Rabbiner in der Bundeswehr: Ein klares Bekenntnis zum jüdischen Leben in Deutschland

Deutschlands Armee bekommt wieder Rabbiner. Gut so! Wer den Kampf gegen den Antisemitismus ernst nimmt, muss auch ernst machen. Ein Kommentar.

Manche Meldung geht im Strom der Nachrichten unter – dabei ist das geradezu ungerecht, zumal wenn die Nachricht einmal etwas Positives bedeutet. Aus politischer und aus gesamtgesellschaftlicher Sicht. So wie zum Beispiel diese: Die deutsche Armee bekommt wieder Rabbiner. Zum ersten Mal seit 100 Jahren. Mitten hinein in den grassierenden Antisemitismus ein solches Zeichen – Verteidigungsministerin Kramp-Karrenbauer sei Dank.

Sagen wir so: AKK nimmt nicht wie andere Kabinettsmitglieder für sich in Anspruch, „wegen Auschwitz“ in die Politik gegangen zu sein. Aber zum 75. Jahrestag der Befreiung des Vernichtungslagers im kommenden Jahr ist das eine gute Tat. Immerhin sehen die Katholiken, zu denen die CDU-Chefin als bekennende Christsoziale zählt, in den Juden nach einem Wort des vormaligen deutschen Papsts Benedikt XVI. ihre älteren Geschwister.

Ein klares Bekenntnis zum jüdischen Leben besteht nicht nur aus Worten

Ja, ein klares Bekenntnis zum jüdischen Leben in diesem Land besteht eben nicht nur aus Worten. Das Thema ernst nehmen heißt auch ernst machen. Rund 300 jüdische Soldaten sollen in der Bundeswehr gerade Dienst tun; es kann gut sein, dass Militärrabbiner in deren Reihen einigen mehr Mut machen. Angeregt hatte das Ganze schon vor der Amtsübernahme von AKK der Vorsitzende des Zentralrats der Juden in Deutschland, Josef Schuster. Er bat dieses Jahr öffentlich um Seelsorger für Juden, aber auch Muslime. Es sind 3000 Muslime in der Bundeswehr. Unter den rund 180.000 Soldaten dienen etwa 90.000 Christen, von evangelischen und katholischen Pfarrern betreut.

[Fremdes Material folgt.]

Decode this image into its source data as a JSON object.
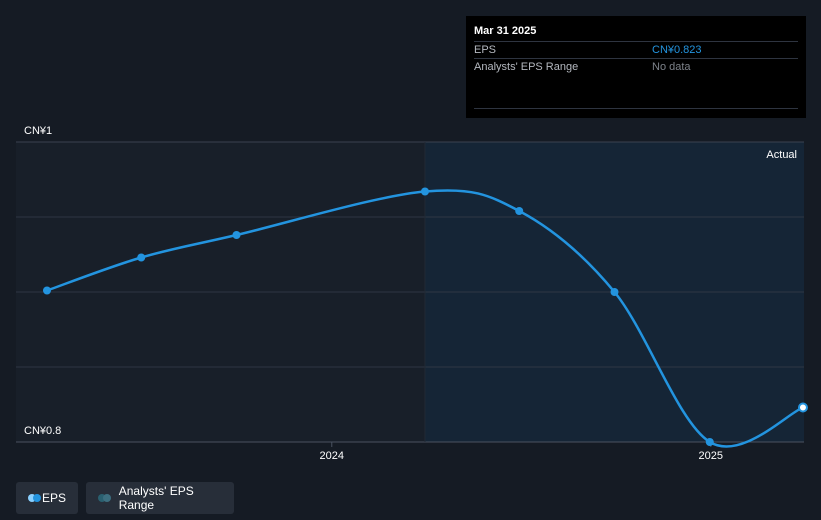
{
  "tooltip": {
    "date": "Mar 31 2025",
    "rows": [
      {
        "label": "EPS",
        "value": "CN¥0.823"
      },
      {
        "label": "Analysts' EPS Range",
        "value": "No data"
      }
    ]
  },
  "legend": {
    "eps_label": "EPS",
    "range_label": "Analysts' EPS Range"
  },
  "colors": {
    "background": "#151b24",
    "past_region": "#181f29",
    "actual_region": "#152536",
    "line": "#2394df",
    "eps_value": "#2394df",
    "no_data": "#7d828a",
    "grid": "#2e3644",
    "range_swatch": "#3d6f80"
  },
  "chart_data": {
    "type": "line",
    "region_label": "Actual",
    "y_axis": {
      "labels": [
        "CN¥1",
        "CN¥0.8"
      ],
      "range": [
        0.8,
        1.0
      ],
      "gridlines": [
        0.85,
        0.9,
        0.95
      ]
    },
    "x_axis": {
      "ticks": [
        "2024",
        "2025"
      ],
      "tick_dates": [
        "2024-01-01",
        "2025-01-01"
      ],
      "range": [
        "2023-04-01",
        "2025-04-01"
      ]
    },
    "actual_start": "2024-03-31",
    "series": [
      {
        "name": "EPS",
        "points": [
          {
            "x": "2023-04-01",
            "y": 0.901
          },
          {
            "x": "2023-07-01",
            "y": 0.923
          },
          {
            "x": "2023-10-01",
            "y": 0.938
          },
          {
            "x": "2024-03-31",
            "y": 0.967
          },
          {
            "x": "2024-06-30",
            "y": 0.954
          },
          {
            "x": "2024-09-30",
            "y": 0.9
          },
          {
            "x": "2024-12-31",
            "y": 0.8
          },
          {
            "x": "2025-03-31",
            "y": 0.823
          }
        ]
      }
    ]
  }
}
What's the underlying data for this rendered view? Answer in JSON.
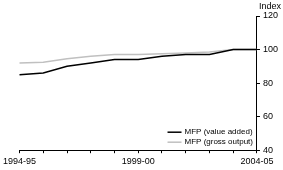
{
  "chart_data": {
    "type": "line",
    "y_label": "Index",
    "categories": [
      "1994-95",
      null,
      null,
      null,
      null,
      "1999-00",
      null,
      null,
      null,
      null,
      "2004-05"
    ],
    "series": [
      {
        "name": "MFP (value added)",
        "color": "#000000",
        "values": [
          85,
          86,
          90,
          92,
          94,
          94,
          96,
          97,
          97,
          100,
          100
        ]
      },
      {
        "name": "MFP (gross output)",
        "color": "#c0c0c0",
        "values": [
          92,
          92.5,
          94.5,
          96,
          97,
          97,
          97.5,
          98,
          98.5,
          100,
          100
        ]
      }
    ],
    "ylim": [
      40,
      120
    ],
    "yticks": [
      40,
      60,
      80,
      100,
      120
    ],
    "grid": false,
    "legend": "lower right"
  }
}
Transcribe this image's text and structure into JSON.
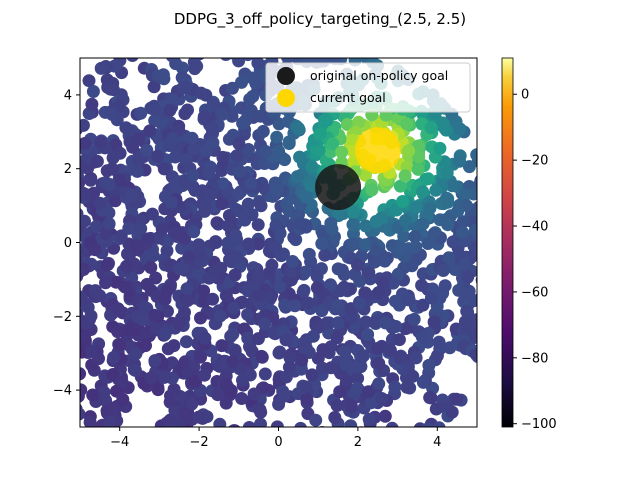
{
  "chart_data": {
    "type": "scatter",
    "title": "DDPG_3_off_policy_targeting_(2.5, 2.5)",
    "xlabel": "",
    "ylabel": "",
    "xlim": [
      -5,
      5
    ],
    "ylim": [
      -5,
      5
    ],
    "xticks": [
      -4,
      -2,
      0,
      2,
      4
    ],
    "yticks": [
      -4,
      -2,
      0,
      2,
      4
    ],
    "xtick_labels": [
      "−4",
      "−2",
      "0",
      "2",
      "4"
    ],
    "ytick_labels": [
      "−4",
      "−2",
      "0",
      "2",
      "4"
    ],
    "grid": false,
    "colormap": "viridis",
    "colorbar": {
      "range": [
        -101,
        11
      ],
      "ticks": [
        0,
        -20,
        -40,
        -60,
        -80,
        -100
      ],
      "tick_labels": [
        "0",
        "−20",
        "−40",
        "−60",
        "−80",
        "−100"
      ],
      "colormap": "inferno"
    },
    "value_field": {
      "description_of_trend": "values near -80 across most of the state space, rising toward the upper-right near the current goal",
      "background_value": -78,
      "peak_location": [
        2.5,
        2.5
      ],
      "peak_value": 8
    },
    "markers": [
      {
        "name": "original on-policy goal",
        "x": 1.5,
        "y": 1.5,
        "color": "#1a1a1a"
      },
      {
        "name": "current goal",
        "x": 2.5,
        "y": 2.5,
        "color": "#ffd700"
      }
    ],
    "legend": {
      "position": "upper right",
      "entries": [
        "original on-policy goal",
        "current goal"
      ]
    }
  }
}
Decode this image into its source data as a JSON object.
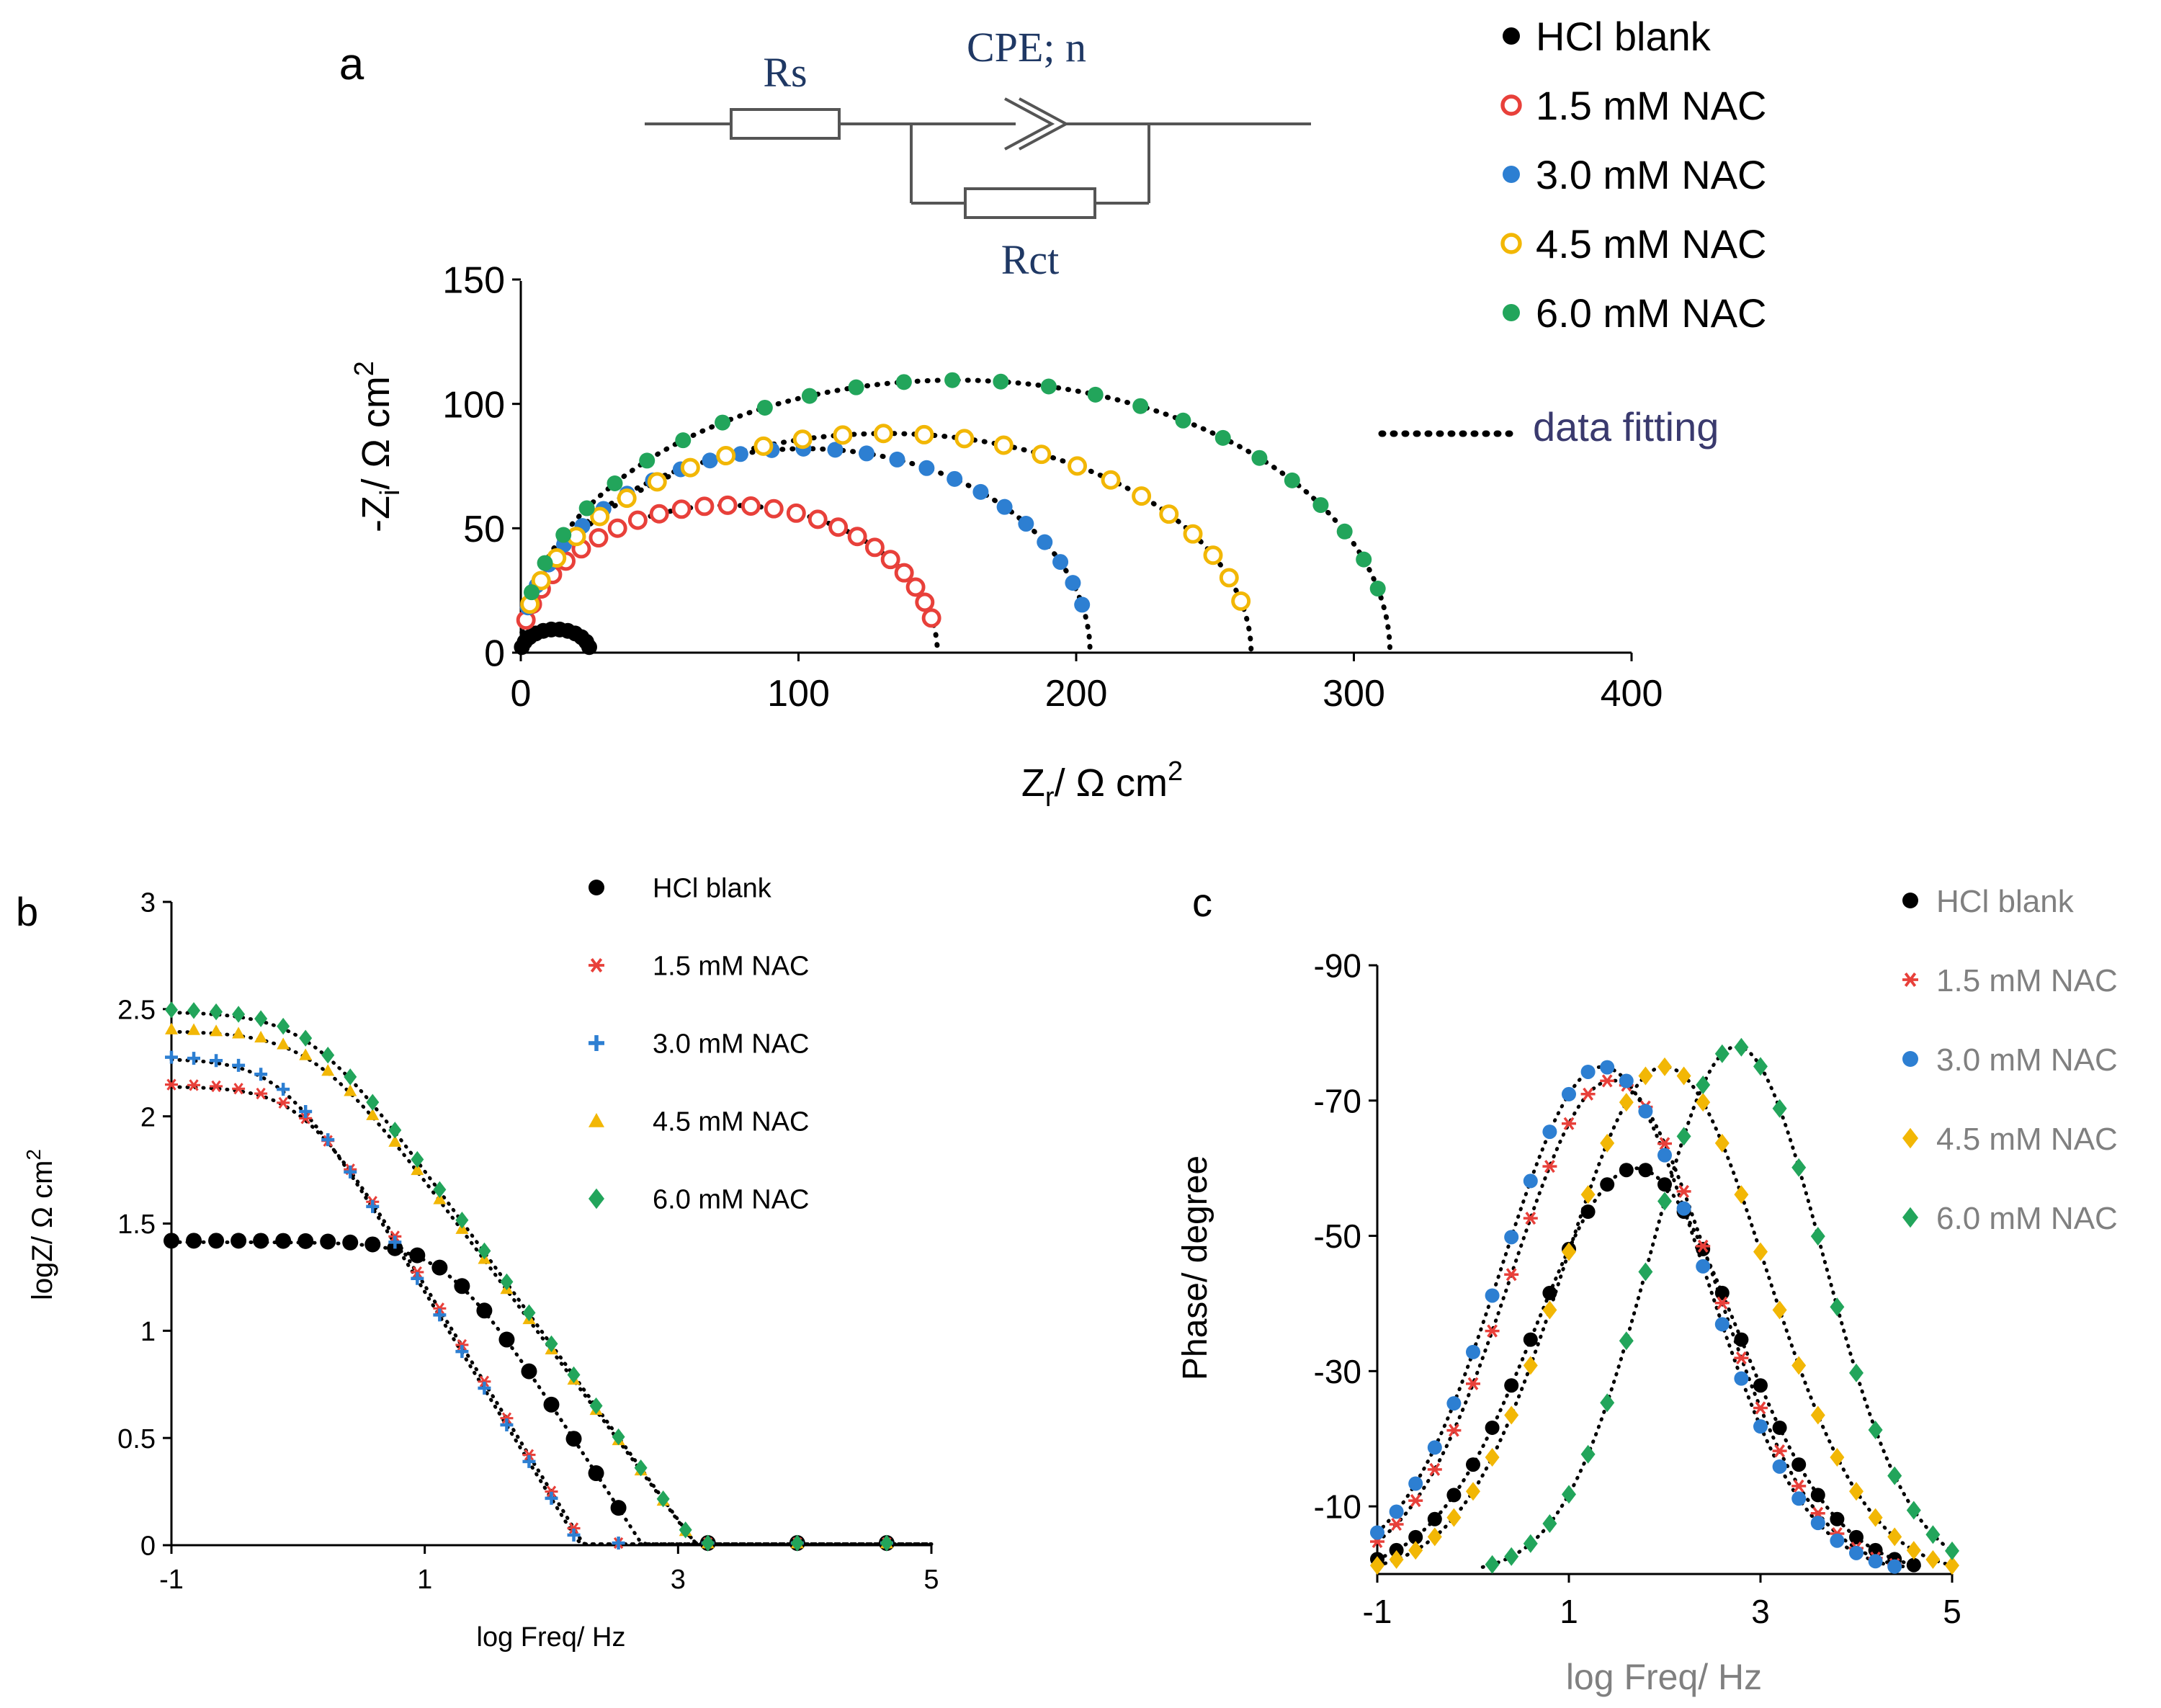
{
  "colors": {
    "blank": "#000000",
    "nac15": "#e8403a",
    "nac30": "#2d7fd2",
    "nac45": "#f2b705",
    "nac60": "#22a55b",
    "fit": "#000000",
    "grey_text": "#808080",
    "circuit_text": "#1f3864"
  },
  "circuit": {
    "rs_label": "Rs",
    "cpe_label": "CPE; n",
    "rct_label": "Rct"
  },
  "chart_data": [
    {
      "panel": "a",
      "panel_label": "a",
      "type": "scatter",
      "title": "",
      "xlabel_main": "Z",
      "xlabel_sub": "r",
      "xlabel_unit": "/  Ω cm",
      "xlabel_sup": "2",
      "ylabel_main": "-Z",
      "ylabel_sub": "i",
      "ylabel_unit": "/  Ω cm",
      "ylabel_sup": "2",
      "xlim": [
        0,
        400
      ],
      "ylim": [
        0,
        150
      ],
      "xticks": [
        0,
        100,
        200,
        300,
        400
      ],
      "yticks": [
        0,
        50,
        100,
        150
      ],
      "legend_position": "top-right",
      "fit_label": "data fitting",
      "series": [
        {
          "name": "HCl blank",
          "key": "blank",
          "marker": "dot",
          "R": 25,
          "k": 0.75
        },
        {
          "name": "1.5 mM NAC",
          "key": "nac15",
          "marker": "open-circle",
          "R": 150,
          "k": 0.79
        },
        {
          "name": "3.0 mM NAC",
          "key": "nac30",
          "marker": "dot",
          "R": 205,
          "k": 0.8
        },
        {
          "name": "4.5 mM NAC",
          "key": "nac45",
          "marker": "open-circle",
          "R": 263,
          "k": 0.67
        },
        {
          "name": "6.0 mM NAC",
          "key": "nac60",
          "marker": "dot",
          "R": 313,
          "k": 0.7
        }
      ]
    },
    {
      "panel": "b",
      "panel_label": "b",
      "type": "scatter",
      "title": "",
      "xlabel": "log Freq/ Hz",
      "ylabel": "logZ/ Ω cm",
      "ylabel_sup": "2",
      "xlim": [
        -1,
        5
      ],
      "ylim": [
        0,
        3
      ],
      "xticks": [
        -1,
        1,
        3,
        5
      ],
      "yticks": [
        0,
        0.5,
        1,
        1.5,
        2,
        2.5,
        3
      ],
      "legend_position": "top-right",
      "series": [
        {
          "name": "HCl blank",
          "key": "blank",
          "marker": "dot",
          "low": 1.42,
          "fc": 15,
          "slope": 0.92
        },
        {
          "name": "1.5 mM NAC",
          "key": "nac15",
          "marker": "star",
          "low": 2.15,
          "fc": 1.1,
          "slope": 0.97
        },
        {
          "name": "3.0 mM NAC",
          "key": "nac30",
          "marker": "plus",
          "low": 2.28,
          "fc": 0.75,
          "slope": 0.97
        },
        {
          "name": "4.5 mM NAC",
          "key": "nac45",
          "marker": "triangle",
          "low": 2.41,
          "fc": 1.35,
          "slope": 0.8
        },
        {
          "name": "6.0 mM NAC",
          "key": "nac60",
          "marker": "diamond",
          "low": 2.5,
          "fc": 1.25,
          "slope": 0.82
        }
      ]
    },
    {
      "panel": "c",
      "panel_label": "c",
      "type": "scatter",
      "title": "",
      "xlabel": "log Freq/ Hz",
      "ylabel": "Phase/ degree",
      "xlim": [
        -1,
        5
      ],
      "ylim": [
        0,
        -90
      ],
      "xticks": [
        -1,
        1,
        3,
        5
      ],
      "yticks": [
        -90,
        -70,
        -50,
        -30,
        -10
      ],
      "ytick_labels": [
        "-90",
        "-70",
        "-50",
        "-30",
        "-10"
      ],
      "legend_position": "top-right",
      "series": [
        {
          "name": "HCl blank",
          "key": "blank",
          "marker": "dot",
          "peak": -60,
          "center": 1.7,
          "sigma": 1.05
        },
        {
          "name": "1.5 mM NAC",
          "key": "nac15",
          "marker": "star",
          "peak": -73,
          "center": 1.45,
          "sigma": 1.05
        },
        {
          "name": "3.0 mM NAC",
          "key": "nac30",
          "marker": "dot",
          "peak": -75,
          "center": 1.35,
          "sigma": 1.05
        },
        {
          "name": "4.5 mM NAC",
          "key": "nac45",
          "marker": "diamond",
          "peak": -75,
          "center": 2.0,
          "sigma": 1.05
        },
        {
          "name": "6.0 mM NAC",
          "key": "nac60",
          "marker": "diamond",
          "peak": -78,
          "center": 2.75,
          "sigma": 0.9
        }
      ]
    }
  ]
}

Juden in der deutschen Armee haben eine große Tradition

Juden in der deutschen Armee haben eine große Tradition. Während des Ersten Weltkriegs leisteten Zehntausende ihren Dienst, unter ihnen auch etliche Rabbiner, etwa der berühmte Leo Baeck. Er war seit 1912 Gemeinderabbiner in Berlin, ab 1913 auch Dozent an der Hochschule für die Wissenschaft des Judentums bis zu deren Schließung durch die Nazis im Juli 1942. Baeck war ab 1922 außerdem Vorsitzender des Allgemeinen Rabbinerverbands.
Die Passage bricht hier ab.